Finalmente, tamanha é a importância do direito à livre manifestação de pensamento que a Constituição da República volta a garanti-lo em seu artigo 220: “A manifestação do pensamento, a criação, a expressão e a informação, sob qualquer forma, processo ou veículo não sofrerão qualquer restrição, observando o disposto nesta Constituição. (...) §2º É vedada toda e qualquer censura de natureza política, ideológica ou artística.”
Também a Convenção Americana sobre Direitos Humanos – Pacto de San José da Costa Rica – promulgada no Brasil pelo Decreto 678 de 6 de novembro de 1992 garante a liberdade de pensamento e expressão em seu artigo 13: “1. Toda pessoa tem direito à liberdade de pensamento e de expressão.

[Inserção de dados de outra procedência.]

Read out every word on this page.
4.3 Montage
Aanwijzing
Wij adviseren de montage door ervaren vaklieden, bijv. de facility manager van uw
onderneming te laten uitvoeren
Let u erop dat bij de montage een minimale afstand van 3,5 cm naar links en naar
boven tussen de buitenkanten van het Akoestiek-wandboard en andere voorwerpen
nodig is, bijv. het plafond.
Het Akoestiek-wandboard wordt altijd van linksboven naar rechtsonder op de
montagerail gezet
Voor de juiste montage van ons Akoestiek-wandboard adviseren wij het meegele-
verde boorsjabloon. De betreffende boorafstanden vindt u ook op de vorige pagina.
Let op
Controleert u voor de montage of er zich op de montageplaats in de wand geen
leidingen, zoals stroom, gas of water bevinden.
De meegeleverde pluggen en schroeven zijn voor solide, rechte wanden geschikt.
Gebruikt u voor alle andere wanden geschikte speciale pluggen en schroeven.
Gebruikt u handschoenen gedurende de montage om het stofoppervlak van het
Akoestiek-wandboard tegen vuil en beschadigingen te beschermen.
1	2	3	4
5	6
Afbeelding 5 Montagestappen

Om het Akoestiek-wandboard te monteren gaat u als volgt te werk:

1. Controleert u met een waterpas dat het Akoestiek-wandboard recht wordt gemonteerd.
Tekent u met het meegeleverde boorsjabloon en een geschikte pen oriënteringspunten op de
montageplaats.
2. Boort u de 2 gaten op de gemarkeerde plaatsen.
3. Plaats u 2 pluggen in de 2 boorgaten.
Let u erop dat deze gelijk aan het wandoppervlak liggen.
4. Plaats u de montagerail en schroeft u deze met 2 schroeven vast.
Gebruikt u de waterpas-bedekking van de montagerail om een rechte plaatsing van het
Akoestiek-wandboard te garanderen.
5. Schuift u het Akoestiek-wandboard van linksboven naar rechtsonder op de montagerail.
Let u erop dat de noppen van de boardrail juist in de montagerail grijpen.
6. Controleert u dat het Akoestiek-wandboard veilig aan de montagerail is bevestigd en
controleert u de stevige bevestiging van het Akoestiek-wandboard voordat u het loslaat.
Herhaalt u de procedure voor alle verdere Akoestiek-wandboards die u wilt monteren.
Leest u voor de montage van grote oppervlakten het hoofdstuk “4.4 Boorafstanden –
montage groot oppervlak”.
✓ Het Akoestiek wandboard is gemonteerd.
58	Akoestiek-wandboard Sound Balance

Esse direito compreende a liberdade de buscar, receber e difundir informações e idéias de toda natureza, sem considerações de fronteiras, verbalmente ou por escrito, ou em forma impressa ou artística, ou por qualquer outro processo de escolha. 2. O exercício do direito previsto no inciso precedente não pode estar sujeito a censura prévia, mas a
responsabilidades ulteriores, que devem ser expressamente fixadas pela lei a ser necessárias para assegurar: a) o respeito aos direitos ou à reputação das demais pessoas; ou b) a proteção da segurança nacional, da ordem pública, ou da saúde ou da moral públicas.”
Não obstante a clareza de tais dispositivos, somos surpreendidos por uma série de Mandados de Seguranças impetrados pelos Ministérios Públicos de diversos estados, procurando censurar previamente a Marcha da Maconha, ao singelo pretexto de que esta poderia caracterizar o delito de “apologia ao crime”.
Em recente Habeas Corpus impetrado para garantir a Marcha da Maconha 2009 na cidade do Rio de Janeiro o ilustre Prof. Dr. Nilo Batista, em co-autoria com os brilhantes advogados Cláudio Costa, Gerardo Xavier Santiago e Maria Clara Batista assim se manifestaram: “Converter uma discussão pública sobre a política criminal de drogas em apologia de crime constitui um raciocínio jurídico tão grosseiro quanto criminalizar a discussão sobre o aborto ou a eutanásia, como se os defensores de mudanças legislativas afetas a tais temas estivessem estimulando essas condutas hoje incriminadas no direito penal brasileiro.”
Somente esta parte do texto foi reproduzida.